A company stores approximately 2 million .csv files on-premises across multiple VMs, with an initial dataset of 500 TB growing by 2 TB weekly. The company requires automated daily backups to AWS Cloud, with the ability to apply custom filters to back up only specific subsets of data from predefined source directories. They have an existing AWS Direct Connect connection. Which solution meets these requirements with the LEAST operational overhead?

A

Create an AWS Backup plan targeting Amazon S3 Glacier Flexible Retrieval. Configure a lifecycle policy to transition backups to Amazon S3 Standard-Infrequent Access after 30 days.

B

Deploy an AWS Storage Gateway file gateway on-premises. Use a scheduled AWS Lambda function to trigger backups to Amazon S3 daily via the file gateway interface.

C

Install an AWS DataSync agent on the on-premises VMs. Configure a DataSync task with custom filters to replicate designated data to Amazon S3 daily.

D

Use AWS Snowcone devices for the initial data transfer. Schedule AWS CLI commands to sync incremental changes to Amazon S3 daily using cron jobs.

Explanation

Answer C is correct because AWS DataSync is purpose-built for automated, high-performance data transfers between on-premises and AWS. It supports custom filters to include/exclude specific files or directories, aligning with the requirement to back up only subsets of data. DataSync uses the existing Direct Connect connection for fast, secure transfers and handles incremental updates efficiently, reducing bandwidth usage. It requires minimal operational overhead once configured.

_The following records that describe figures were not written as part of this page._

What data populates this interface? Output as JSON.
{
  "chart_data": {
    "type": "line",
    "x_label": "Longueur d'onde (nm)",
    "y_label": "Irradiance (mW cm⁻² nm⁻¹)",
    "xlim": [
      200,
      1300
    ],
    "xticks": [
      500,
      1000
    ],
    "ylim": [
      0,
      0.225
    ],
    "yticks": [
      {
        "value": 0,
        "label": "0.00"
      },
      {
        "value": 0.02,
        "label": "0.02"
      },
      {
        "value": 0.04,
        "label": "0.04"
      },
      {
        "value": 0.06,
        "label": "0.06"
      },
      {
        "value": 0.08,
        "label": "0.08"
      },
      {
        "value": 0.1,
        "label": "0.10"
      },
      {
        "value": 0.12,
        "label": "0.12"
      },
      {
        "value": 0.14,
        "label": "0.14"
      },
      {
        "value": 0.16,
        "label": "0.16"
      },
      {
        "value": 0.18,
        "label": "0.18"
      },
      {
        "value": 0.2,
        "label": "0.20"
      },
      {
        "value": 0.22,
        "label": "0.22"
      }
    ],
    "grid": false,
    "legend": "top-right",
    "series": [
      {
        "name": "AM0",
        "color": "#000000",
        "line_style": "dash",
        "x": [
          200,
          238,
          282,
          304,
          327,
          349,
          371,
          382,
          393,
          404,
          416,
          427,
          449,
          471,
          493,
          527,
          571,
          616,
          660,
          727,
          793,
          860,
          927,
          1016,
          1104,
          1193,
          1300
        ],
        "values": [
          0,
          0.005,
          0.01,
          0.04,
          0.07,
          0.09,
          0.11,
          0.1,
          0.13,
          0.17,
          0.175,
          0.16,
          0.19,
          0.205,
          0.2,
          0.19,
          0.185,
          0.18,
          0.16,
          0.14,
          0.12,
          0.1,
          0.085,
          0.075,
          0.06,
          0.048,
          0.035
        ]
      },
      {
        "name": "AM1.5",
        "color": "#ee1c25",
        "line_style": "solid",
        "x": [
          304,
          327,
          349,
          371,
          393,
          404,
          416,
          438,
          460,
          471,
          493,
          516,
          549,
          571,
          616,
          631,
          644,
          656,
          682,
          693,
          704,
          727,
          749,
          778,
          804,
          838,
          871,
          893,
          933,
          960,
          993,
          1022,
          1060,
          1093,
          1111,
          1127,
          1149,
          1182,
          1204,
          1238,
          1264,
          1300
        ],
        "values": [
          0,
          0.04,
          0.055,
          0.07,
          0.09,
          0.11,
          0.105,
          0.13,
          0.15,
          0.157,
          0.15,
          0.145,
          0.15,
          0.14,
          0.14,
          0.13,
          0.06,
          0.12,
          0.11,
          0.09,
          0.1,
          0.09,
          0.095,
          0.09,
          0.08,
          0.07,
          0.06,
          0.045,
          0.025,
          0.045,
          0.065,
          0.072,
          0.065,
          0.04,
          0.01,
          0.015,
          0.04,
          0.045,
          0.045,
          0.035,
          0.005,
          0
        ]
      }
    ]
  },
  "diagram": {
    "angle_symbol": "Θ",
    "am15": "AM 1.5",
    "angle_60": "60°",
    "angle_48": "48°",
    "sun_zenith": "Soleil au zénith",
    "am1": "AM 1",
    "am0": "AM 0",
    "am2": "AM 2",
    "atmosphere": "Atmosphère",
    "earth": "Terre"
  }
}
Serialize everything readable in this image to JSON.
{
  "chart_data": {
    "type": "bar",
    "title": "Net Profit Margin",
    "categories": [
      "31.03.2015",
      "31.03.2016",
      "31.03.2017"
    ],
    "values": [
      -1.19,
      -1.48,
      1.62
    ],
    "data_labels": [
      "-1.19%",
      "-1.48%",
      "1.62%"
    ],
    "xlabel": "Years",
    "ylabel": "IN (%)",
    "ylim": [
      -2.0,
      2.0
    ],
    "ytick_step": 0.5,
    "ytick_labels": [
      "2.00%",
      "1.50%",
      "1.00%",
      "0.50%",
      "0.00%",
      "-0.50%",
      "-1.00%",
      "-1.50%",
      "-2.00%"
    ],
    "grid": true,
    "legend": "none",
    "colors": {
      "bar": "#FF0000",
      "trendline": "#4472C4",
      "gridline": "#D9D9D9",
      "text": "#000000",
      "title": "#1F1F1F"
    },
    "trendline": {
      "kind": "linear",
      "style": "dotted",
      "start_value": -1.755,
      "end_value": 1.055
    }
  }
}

Other options are less suitable:
- A: AWS Backup does not support on-premises file systems or custom filtering.
- B: Storage Gateway + Lambda introduces complexity in scripting and managing triggers.
- D: Snowcone + cron jobs requires manual scripting and monitoring, increasing operational effort.

Key Points:
1. DataSync supports custom filters and automated scheduling.
2. Direct Connect ensures reliable, high-speed transfers.
3. DataSync minimizes operational overhead compared to script-based solutions.

Answer

The correct answer is: C